2024, Designing a user interface for caption quality evaluation tool
The Canadian Radio-television and Telecommunications Commission (CRTC) regulates the quality of Closed Captioning (link), which is assessed using a specific model. Expert users faced significant barriers and inefficiencies due to the lack of dedicated software and interface for evaluating televised captions. To address this problem, a software tool was designed and developed from scratch using User-Centered Design principles. This project involved two cycles of user research, including the System Usability Scale (SUS) and user studies, which informed the initial user interface design and an Alpha prototype. The tool enables certified evaluators to compare televised captions with transcripts, generating quality reports for broadcasters to audit caption quality.
Duration: 11 months
As a Product Manager / Lead Researcher , I designed the UX research, interviews, questionnaires, led and directed the interface design. In addition, I discussed the change from the design cycles along with the developers for lean and agile development.
1. Requirement gathering
From the initial stage, two objectives were focused on to develop a dedicated user interface.
- Task requirements
- Need, Want, and Wish lists (Desired workflow)
Figure 1. Old interface using VBA. It does not have intuitive controls and cluttered elements as the software is not dedicated to the task.
Figure 2. User requirements made in FigJam. Note that the diagram is not in the traditional format as it was to communicate with the software developers.
2. Prototyping with the baseline knowledge, and expert interviews
Initially, the Canadian NER model quality assessment procedure was studied to see how error severity was determined and how each error types were defined. The certified NER evaluators were recruited from NER Canada. The requirement lists and benchmarking of some other existing tools for other purposes were taken as design references. This allowed us to go through the initial low-fidelity prototype and potential user journey.
Figure 3. Low fidelity wireframe v1
Figure 4. Low fidelity wireframe v2
High fidelity prototype
The team evaluated the sketches, and the initial proof of concept level of software was implemented to be tested with the expert users. Then, the first high-fidelity prototype was created.
Figure 5. High fidelity prototype
To communicate with the stakeholders, a user journey of the desired system was also presented.
Figure 6. User journey
3. First user study
The first user study was planned to test the interface and system's usability and to learn deeper into the experts' workflow and desires. Therefore, the study was designed in the following order:
- Demographic questionnaire
- System Usability Scale on the current interface
- User tasks (think aloud protocol) with semi-structured interview questions
Figure 7. Coded qualitative data
Figure 8. Codes found from interview data
4. Research Insights: design recommendations, second iteration of the user research, and after...
- Interface should integrate a video player for users while providing concurrent controls and displays.
- The video player should also have keyboard control, which has important accessibility implications.
- Interface should provide a single pair-wise control for the caption and verbatim sections to move together.
- Interface should provide functionalities for the idea unit edition.
- Interface should be flexible and intuitive to indicate and control the editable entries against non-editable entries for idea unit definition.
- Interface should provide users access to the official NER guidelines and decision tree.
These design recommendations were presented and discussed with the software development team.

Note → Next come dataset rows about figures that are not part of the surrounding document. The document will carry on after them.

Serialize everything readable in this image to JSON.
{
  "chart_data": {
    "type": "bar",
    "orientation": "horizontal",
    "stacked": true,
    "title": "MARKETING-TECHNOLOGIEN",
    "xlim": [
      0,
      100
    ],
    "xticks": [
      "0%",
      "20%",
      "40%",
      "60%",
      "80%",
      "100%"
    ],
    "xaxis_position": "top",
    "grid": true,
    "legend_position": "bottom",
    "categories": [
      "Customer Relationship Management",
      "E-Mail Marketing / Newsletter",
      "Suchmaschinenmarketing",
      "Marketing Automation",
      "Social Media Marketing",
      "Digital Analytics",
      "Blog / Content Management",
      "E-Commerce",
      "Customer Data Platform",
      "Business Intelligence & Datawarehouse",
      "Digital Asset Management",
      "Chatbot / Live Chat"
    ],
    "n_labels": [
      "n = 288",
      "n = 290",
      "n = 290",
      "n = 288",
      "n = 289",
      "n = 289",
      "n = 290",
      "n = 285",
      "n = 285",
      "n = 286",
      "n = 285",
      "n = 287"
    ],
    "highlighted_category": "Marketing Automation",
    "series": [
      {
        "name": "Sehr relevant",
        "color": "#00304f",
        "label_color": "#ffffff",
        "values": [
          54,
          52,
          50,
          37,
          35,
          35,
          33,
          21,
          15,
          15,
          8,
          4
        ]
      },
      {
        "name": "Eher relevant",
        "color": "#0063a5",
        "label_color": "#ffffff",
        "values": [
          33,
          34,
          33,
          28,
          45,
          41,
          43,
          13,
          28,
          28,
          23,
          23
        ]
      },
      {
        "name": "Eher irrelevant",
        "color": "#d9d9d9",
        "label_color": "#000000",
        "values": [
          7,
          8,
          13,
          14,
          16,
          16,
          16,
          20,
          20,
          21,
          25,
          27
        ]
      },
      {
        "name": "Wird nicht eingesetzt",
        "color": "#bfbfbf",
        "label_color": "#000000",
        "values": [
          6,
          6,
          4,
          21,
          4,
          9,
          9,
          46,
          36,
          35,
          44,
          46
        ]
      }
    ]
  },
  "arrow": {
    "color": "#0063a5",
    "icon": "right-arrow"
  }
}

Each recommendation was implemented to update on the tool interface. Upon implementation, a second round of user study was performed with the same five expert users. The second study was designed in the following order:
- User tasks (think aloud protocol) with semi-structured interview questions
- System Usability Scale on the NERWEB interface
The SUS score comparison showed improved usability from the conventional interface to the new interface, which was already proven by participants' reactions in the interview. A non-parametric statistical analysis for within-group comparison (Wilcoxon Signed-rank test) was performed to compare the two sets of SUS scores.
Figure 9. NERWEB final interface
Figure 10. Final report screen with CAIS prediction scores
Finally
The first part of this work was described in detail for the academic publication manuscript.- Nam, S., Tanvir, R., (2024). NERWEB: User-friendly Software for Caption Quality Assessment Using the NER Model, Computers Helping People with Special Needs, ICCHP 2024, Linz, Austria, 2024, Proceedings. Springer.